The problem comes with throwing exceptions (since we agreed there
should be an exception for non null foreign keys).  If the object
returned by article.reporter is lazy, then we can indeed do
article.reporter.id without a db lookup, but *not* if we want accessing
article.reporter to throw an exception for non-existant objects.

Instead, you would have to do 'article.reporter.name' before you get a
DoesNotExist error.  I don't like the sound of that - the usefulness of
the exception goes down since you don't know when it is going to get
thrown, or you have to do strange things to force the exception.

If you go for lazy objects, I think you have to scrap the DoesNotExist
error for these lookups.  Instead, I think the lazy object would have
to *behave* like 'None'.  That is, you can test for existance by doing
'if (article.reporter)', and you get AttributeError if you try to
access it's fields when the object doesn't exist in the DB.  We can
implement the 'if article.reporter' behaviour by overriding
__nonzero__.

However, having an object that behaves like None, but isn't, is
problematic.  If people can do 'if article.reporter', they might expect
to be able to do 'if article.reporter is not None', which won't work.

I think it probably also makes introspection more tricky, and the
interactive environment less useful, since you have a proxy and not the
real thing.

I agree that having both .reporter_id and .reporter.id is ugly.
However, at some point you have to draw a line and own up to the (ugly)
reality of the database and performance concerns, and I think that this
is the most useful and practical place to draw that line. (Of course,
I'm still ready to persuaded, but these are my arguments against the
lazy object idea).

> However, nobody has commented on my revised 'commit ForeignKey changes
> immediately' idea (i.e., make SQL calls to modify ForeignKeys as soon
> as add/clear is called, in the same way that they are for m2m fields).
> Does anyone want to comment on this, or is the idea really _that_ bad?

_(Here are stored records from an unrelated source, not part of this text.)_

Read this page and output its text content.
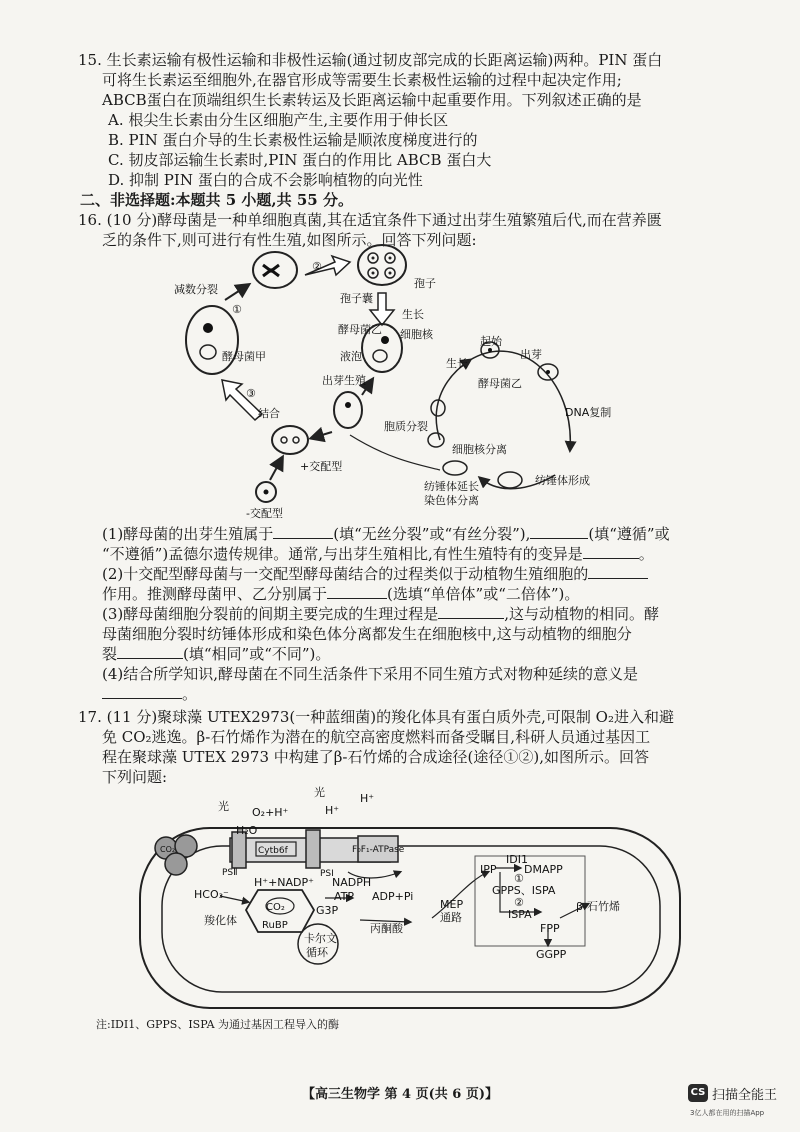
15. 生长素运输有极性运输和非极性运输(通过韧皮部完成的长距离运输)两种。PIN 蛋白
可将生长素运至细胞外,在器官形成等需要生长素极性运输的过程中起决定作用;
ABCB蛋白在顶端组织生长素转运及长距离运输中起重要作用。下列叙述正确的是
A. 根尖生长素由分生区细胞产生,主要作用于伸长区
B. PIN 蛋白介导的生长素极性运输是顺浓度梯度进行的
C. 韧皮部运输生长素时,PIN 蛋白的作用比 ABCB 蛋白大
D. 抑制 PIN 蛋白的合成不会影响植物的向光性
二、非选择题:本题共 5 小题,共 55 分。
16. (10 分)酵母菌是一种单细胞真菌,其在适宜条件下通过出芽生殖繁殖后代,而在营养匮
乏的条件下,则可进行有性生殖,如图所示。回答下列问题:
减数分裂
①
②
③
孢子囊
孢子
生长
酵母菌甲
酵母菌乙 细胞核
液泡
起始
生长
出芽
酵母菌乙
出芽生殖
DNA复制
结合
胞质分裂
细胞核分离
+交配型
-交配型
纺锤体延长
染色体分离
纺锤体形成
(1)酵母菌的出芽生殖属于	(填“无丝分裂”或“有丝分裂”),	(填“遵循”或
“不遵循”)孟德尔遗传规律。通常,与出芽生殖相比,有性生殖特有的变异是	。
(2)十交配型酵母菌与一交配型酵母菌结合的过程类似于动植物生殖细胞的
作用。推测酵母菌甲、乙分别属于	(选填“单倍体”或“二倍体”)。
(3)酵母菌细胞分裂前的间期主要完成的生理过程是	,这与动植物的相同。酵
母菌细胞分裂时纺锤体形成和染色体分离都发生在细胞核中,这与动植物的细胞分
裂	(填“相同”或“不同”)。
(4)结合所学知识,酵母菌在不同生活条件下采用不同生殖方式对物种延续的意义是
。
17. (11 分)聚球藻 UTEX2973(一种蓝细菌)的羧化体具有蛋白质外壳,可限制 O₂进入和避
免 CO₂逃逸。β-石竹烯作为潜在的航空高密度燃料而备受瞩目,科研人员通过基因工
程在聚球藻 UTEX 2973 中构建了β-石竹烯的合成途径(途径①②),如图所示。回答
下列问题:
光
光
O₂+H⁺
H₂O
H⁺
H⁺
PSⅡ
Cytb6f
PSⅠ
F₀F₁-ATPase
CO₂
HCO₃⁻
H⁺+NADP⁺ NADPH
ATP ADP+Pi
羧化体	RuBP
CO₂	G3P
卡尔文
循环
丙酮酸
MEP
通路
IPP
IDI1
DMAPP
①
GPPS、ISPA
②
ISPA
FPP
GGPP
β-石竹烯
注:IDI1、GPPS、ISPA 为通过基因工程导入的酶
【高三生物学 第 4 页(共 6 页)】	CS 扫描全能王
3亿人都在用的扫描App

I haven't had time to think this through, but I think I like it.  If
I'm thinking correctly, the tradeoff is between buginess and
performance i.e. if you add an object, your proposed behaviour means
you don't have to remember that for *this* type of 'add()', you have to
do a save() on the *object you added*.  The cost is you could get
duplicate saving if you don't know about the behaviour of add().  But I
think the consistency and reliability you gain is worth it.